Coal train locomotive - gross weight of parts (image)


These large coal trains are taken at a speed of 18 miles per hour, on ascending inclines of 1 in 178 at 10 miles per hour. The consumption of coal as fuel in the engine is at the rate of 45 lb per mile run, including the coal consumed in getting up steam. Mr. Patrick Stirling, the locomotive engineer of the Great Northern Railway, has also designed and constructed still more powerful engines, having six-coupled 5 feet wheels, with cylinders 19 inches in diameter and of 28 inches stroke. These engines are capable of taking a train of forty-nine loaded coal-waggons, weighing with brake-van 672 1/4 tons. Including the weight of the engine and tender the total gross load is, say, 740 tons, taken with a consumption of 50 lb of coal per mile run.

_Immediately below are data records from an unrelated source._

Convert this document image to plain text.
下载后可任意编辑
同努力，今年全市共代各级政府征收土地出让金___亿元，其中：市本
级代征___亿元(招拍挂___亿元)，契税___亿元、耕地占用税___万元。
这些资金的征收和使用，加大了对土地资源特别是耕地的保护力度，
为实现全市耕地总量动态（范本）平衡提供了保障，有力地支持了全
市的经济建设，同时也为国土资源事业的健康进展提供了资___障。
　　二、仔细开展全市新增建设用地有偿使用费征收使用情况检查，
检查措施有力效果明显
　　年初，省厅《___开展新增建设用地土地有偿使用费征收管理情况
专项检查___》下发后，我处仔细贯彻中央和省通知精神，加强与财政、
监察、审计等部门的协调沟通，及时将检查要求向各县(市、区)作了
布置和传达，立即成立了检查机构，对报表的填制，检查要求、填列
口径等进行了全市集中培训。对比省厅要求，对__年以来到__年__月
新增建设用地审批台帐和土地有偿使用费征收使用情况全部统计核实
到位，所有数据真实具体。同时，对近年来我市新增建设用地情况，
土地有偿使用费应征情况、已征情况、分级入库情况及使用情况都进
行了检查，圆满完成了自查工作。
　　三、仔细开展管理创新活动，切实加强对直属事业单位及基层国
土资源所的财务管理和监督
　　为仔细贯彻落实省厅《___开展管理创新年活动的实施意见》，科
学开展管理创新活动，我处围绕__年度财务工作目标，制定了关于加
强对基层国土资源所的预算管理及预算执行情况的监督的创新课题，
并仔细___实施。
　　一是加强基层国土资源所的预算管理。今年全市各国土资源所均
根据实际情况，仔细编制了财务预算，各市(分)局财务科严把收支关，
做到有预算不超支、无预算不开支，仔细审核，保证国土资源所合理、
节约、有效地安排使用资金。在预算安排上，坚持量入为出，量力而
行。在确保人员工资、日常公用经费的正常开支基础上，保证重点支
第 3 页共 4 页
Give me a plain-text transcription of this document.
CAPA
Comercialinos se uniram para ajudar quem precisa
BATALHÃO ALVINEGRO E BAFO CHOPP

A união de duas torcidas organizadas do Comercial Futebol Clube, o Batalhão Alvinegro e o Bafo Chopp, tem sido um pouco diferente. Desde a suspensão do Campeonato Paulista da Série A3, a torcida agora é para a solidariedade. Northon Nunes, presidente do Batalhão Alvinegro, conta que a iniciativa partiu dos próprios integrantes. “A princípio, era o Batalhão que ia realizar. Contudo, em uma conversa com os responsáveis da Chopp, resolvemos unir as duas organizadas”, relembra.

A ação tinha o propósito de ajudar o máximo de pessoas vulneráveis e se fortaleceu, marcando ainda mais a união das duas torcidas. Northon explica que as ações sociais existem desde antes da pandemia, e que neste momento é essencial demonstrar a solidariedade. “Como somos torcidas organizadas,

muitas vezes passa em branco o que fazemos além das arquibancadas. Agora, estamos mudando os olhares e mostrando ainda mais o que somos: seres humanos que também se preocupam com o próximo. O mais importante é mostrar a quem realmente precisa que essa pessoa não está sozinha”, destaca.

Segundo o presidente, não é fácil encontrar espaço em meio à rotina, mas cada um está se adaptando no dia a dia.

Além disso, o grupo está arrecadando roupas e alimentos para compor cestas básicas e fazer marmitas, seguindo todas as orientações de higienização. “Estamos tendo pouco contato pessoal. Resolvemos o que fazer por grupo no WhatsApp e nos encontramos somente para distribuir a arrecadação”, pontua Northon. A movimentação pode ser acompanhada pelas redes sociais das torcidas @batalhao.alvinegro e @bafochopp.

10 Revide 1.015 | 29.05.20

This is probably the most extraordinary example of a dead pull on an ascending incline of 1 in 178. It is equivalent to a gross weight of 1816 tons on a level. It was found that this train was too long for some of the sidings, besides fouling both the level crossings in the city of Lincoln; hence the train was reduced in number to forty-five waggons. Six-coupled goods-engines of the usual proportion, working at full power, exert a tractive force of from 5 to 6 tons in the direction of the rails, equal to the movement of a gross weight of engine, tender, and train of from 1240 to 1500 tons on a level straight line at a speed of 15 miles per hour, or to from 386 to 463 tons on a level straight line at a speed of 60 miles per hour. A tractive force of 10 or 12 lb is capable of drawing 1 ton on a level at 10 miles per hour. At 60 miles per hour the required tractive force is about 45 lb for 1 ton of gross weight.